Las fue nombrando a todas de este modo, hasta que estuvieron todas reunidas, el pequeño e importante grupo que eran las líderes de Alpèasak. Escucharon en inmóvil silencio cuando Vaintè se dirigió a todas ellas.
—Algunas de vosotras habéis estado en esta ciudad desde el primer desembarco el primer día, antes de que la ciudad existiera, mientras que algunas otras llegaron más tarde, como yo. Pero ahora todas trabajáis intensamente para traer el honor y el desarrollo a Alpèasak. Sabéis de la vergüenza que encontré el mismo día que llegué a esta ciudad, los asesinatos de los machos y las crías. Hemos purgado ese crimen, los ustuzou que lo cometieron están muertos, y eso no volverá a ocurrir nunca. Nuestras playas del nacimiento son seguras, están guardadas, son cálidas…, y están vacías.

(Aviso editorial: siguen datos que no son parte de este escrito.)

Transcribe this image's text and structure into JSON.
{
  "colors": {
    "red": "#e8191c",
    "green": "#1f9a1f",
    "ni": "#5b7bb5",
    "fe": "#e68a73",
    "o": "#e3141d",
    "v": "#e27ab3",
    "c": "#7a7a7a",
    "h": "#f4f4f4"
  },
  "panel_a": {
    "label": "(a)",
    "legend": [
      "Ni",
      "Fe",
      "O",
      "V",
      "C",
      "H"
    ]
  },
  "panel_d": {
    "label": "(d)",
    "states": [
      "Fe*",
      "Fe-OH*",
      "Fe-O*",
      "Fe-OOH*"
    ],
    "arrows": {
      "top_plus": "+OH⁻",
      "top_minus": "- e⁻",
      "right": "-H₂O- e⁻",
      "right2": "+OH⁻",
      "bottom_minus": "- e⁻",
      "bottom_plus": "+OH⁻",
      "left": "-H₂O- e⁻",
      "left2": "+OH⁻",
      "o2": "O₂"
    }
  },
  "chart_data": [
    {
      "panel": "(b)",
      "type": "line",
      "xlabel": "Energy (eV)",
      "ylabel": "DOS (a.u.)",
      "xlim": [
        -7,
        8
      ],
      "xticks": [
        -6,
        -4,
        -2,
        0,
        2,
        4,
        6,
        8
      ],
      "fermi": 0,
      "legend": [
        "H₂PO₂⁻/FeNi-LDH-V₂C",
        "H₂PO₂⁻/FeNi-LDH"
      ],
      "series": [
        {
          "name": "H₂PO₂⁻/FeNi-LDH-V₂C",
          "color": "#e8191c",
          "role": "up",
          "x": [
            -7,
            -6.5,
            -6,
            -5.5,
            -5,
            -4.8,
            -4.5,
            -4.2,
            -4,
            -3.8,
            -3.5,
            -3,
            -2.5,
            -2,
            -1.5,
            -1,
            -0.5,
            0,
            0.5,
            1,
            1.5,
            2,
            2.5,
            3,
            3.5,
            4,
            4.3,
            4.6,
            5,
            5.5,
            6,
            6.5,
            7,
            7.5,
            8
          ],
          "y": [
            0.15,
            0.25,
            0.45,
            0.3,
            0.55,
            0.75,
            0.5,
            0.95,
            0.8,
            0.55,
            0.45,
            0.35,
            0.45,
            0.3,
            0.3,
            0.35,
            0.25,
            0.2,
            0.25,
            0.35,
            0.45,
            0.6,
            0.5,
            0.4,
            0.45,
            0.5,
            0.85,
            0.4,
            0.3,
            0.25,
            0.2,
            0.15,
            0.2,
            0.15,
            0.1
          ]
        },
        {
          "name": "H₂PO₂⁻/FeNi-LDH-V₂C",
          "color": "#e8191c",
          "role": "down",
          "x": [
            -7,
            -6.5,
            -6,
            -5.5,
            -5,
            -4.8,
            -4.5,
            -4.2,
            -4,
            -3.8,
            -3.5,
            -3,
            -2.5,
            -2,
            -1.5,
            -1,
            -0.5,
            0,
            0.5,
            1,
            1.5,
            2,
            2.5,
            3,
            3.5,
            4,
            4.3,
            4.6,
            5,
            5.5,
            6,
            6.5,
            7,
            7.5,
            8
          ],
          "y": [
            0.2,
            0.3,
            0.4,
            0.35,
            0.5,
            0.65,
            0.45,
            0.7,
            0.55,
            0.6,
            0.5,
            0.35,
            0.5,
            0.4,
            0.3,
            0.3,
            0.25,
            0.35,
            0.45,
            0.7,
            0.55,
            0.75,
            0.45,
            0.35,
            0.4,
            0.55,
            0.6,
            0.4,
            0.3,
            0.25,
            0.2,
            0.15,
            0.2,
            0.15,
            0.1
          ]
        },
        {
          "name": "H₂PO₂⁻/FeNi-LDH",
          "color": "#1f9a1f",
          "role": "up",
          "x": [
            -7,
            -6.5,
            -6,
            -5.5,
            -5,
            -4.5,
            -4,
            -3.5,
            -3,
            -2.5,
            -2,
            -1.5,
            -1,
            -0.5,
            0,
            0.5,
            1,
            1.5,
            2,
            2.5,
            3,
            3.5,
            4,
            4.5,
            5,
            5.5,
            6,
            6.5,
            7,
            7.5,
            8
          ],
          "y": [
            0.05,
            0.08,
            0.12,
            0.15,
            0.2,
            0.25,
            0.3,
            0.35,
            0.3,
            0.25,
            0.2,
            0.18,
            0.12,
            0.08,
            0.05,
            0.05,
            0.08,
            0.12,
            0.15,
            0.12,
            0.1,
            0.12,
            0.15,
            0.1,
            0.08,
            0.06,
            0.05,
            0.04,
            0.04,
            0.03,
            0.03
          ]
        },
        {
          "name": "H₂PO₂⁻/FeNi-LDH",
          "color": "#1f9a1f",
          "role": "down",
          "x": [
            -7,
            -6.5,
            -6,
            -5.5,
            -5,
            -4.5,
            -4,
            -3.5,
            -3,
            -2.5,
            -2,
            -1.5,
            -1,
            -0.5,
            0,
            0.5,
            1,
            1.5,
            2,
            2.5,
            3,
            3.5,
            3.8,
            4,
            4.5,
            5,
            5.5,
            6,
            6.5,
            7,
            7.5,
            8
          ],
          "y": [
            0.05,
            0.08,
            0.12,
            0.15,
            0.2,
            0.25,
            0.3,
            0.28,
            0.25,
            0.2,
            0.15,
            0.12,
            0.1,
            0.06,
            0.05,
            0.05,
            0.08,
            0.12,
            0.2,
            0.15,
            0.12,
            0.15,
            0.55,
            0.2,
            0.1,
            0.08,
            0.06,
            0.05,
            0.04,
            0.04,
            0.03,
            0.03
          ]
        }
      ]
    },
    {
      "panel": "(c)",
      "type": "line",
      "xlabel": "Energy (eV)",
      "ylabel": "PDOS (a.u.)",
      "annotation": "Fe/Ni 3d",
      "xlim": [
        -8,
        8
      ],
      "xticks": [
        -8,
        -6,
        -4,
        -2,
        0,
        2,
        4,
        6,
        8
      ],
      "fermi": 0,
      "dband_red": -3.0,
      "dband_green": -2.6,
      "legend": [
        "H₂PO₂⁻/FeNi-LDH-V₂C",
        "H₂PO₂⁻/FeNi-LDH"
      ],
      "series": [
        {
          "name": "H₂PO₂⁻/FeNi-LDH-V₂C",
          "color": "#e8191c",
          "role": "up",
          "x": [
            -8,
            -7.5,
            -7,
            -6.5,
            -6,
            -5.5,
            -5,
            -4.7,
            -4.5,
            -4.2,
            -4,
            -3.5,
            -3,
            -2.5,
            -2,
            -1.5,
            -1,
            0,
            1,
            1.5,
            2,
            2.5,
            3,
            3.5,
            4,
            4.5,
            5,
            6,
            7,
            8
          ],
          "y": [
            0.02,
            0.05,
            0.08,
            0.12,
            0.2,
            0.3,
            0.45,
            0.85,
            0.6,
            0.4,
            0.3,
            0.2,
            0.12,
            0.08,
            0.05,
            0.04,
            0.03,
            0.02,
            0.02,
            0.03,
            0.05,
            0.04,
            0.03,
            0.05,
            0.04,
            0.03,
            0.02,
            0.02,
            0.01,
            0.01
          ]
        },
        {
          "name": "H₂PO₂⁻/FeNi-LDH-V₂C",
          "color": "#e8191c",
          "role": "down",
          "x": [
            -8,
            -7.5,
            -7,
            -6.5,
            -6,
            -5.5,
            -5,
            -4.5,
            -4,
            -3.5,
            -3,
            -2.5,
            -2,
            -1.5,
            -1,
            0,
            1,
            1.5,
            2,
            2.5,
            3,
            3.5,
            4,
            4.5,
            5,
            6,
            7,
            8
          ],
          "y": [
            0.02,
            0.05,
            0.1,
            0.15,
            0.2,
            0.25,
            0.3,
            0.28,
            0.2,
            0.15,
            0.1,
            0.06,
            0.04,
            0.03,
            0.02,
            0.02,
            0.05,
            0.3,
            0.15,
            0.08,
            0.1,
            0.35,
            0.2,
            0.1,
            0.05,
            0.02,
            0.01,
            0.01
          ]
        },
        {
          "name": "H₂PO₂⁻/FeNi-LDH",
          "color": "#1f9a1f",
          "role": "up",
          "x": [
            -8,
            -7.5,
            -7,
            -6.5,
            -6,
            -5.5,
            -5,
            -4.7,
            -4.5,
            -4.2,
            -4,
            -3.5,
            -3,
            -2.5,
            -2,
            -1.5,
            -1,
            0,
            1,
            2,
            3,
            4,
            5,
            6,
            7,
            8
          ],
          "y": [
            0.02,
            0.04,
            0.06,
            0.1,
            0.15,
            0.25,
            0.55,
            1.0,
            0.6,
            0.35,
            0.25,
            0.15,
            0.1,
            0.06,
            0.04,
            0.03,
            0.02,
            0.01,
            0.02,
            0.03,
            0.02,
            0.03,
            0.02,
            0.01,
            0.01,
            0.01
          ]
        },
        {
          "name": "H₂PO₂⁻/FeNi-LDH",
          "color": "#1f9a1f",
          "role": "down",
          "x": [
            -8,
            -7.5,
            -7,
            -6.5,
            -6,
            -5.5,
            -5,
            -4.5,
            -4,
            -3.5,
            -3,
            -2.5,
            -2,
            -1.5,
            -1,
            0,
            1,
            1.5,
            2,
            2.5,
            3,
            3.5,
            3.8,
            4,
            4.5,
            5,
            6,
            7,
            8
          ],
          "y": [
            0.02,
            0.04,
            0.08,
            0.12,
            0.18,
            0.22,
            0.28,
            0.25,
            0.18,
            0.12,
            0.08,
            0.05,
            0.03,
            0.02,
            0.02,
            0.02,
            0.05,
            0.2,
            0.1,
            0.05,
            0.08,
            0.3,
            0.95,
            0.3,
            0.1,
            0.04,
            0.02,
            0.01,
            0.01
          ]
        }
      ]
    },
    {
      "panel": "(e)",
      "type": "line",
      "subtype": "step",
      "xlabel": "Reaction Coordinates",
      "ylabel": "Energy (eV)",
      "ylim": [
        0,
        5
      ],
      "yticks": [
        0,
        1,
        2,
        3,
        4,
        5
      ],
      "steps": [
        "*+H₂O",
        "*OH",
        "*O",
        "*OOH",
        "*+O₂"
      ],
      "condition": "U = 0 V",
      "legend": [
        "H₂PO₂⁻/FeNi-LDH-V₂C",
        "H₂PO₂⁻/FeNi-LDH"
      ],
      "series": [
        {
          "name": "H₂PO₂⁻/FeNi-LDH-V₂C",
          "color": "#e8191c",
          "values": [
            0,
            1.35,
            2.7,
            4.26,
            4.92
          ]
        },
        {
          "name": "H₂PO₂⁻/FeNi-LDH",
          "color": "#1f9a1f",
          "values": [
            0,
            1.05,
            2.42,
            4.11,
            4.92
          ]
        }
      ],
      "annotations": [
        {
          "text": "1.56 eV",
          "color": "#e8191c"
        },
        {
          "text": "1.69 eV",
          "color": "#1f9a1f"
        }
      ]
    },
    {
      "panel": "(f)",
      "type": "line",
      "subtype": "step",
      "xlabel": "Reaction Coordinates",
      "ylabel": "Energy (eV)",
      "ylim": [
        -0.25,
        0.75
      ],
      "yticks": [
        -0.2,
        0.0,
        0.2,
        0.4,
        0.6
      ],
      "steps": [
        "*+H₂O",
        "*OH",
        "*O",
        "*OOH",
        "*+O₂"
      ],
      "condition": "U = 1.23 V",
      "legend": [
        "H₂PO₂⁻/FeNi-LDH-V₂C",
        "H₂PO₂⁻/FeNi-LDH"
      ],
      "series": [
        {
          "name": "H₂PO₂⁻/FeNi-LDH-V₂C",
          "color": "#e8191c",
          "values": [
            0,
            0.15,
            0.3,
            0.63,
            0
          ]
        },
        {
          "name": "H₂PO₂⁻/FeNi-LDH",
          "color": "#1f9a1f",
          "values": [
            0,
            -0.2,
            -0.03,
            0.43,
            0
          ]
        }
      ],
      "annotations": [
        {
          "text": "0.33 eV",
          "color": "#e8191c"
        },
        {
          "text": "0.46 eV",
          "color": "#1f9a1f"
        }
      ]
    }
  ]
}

Mientras pronunciaba clara y distintamente sus palabras, una oleada de movimiento recorrió a las oyentes, como si algún viento invisible hubiera pasado sobre ellas. Sólo Kerrick permaneció inmóvil, tan atentamente silencioso como ellas, aguardando las siguientes palabras de Vaintè.
—Sí, tenéis razón. Ha llegado el momento. Las doradas arenas deben llenarse con gordos y torpes machos. Ahora es el momento. Debemos empezar.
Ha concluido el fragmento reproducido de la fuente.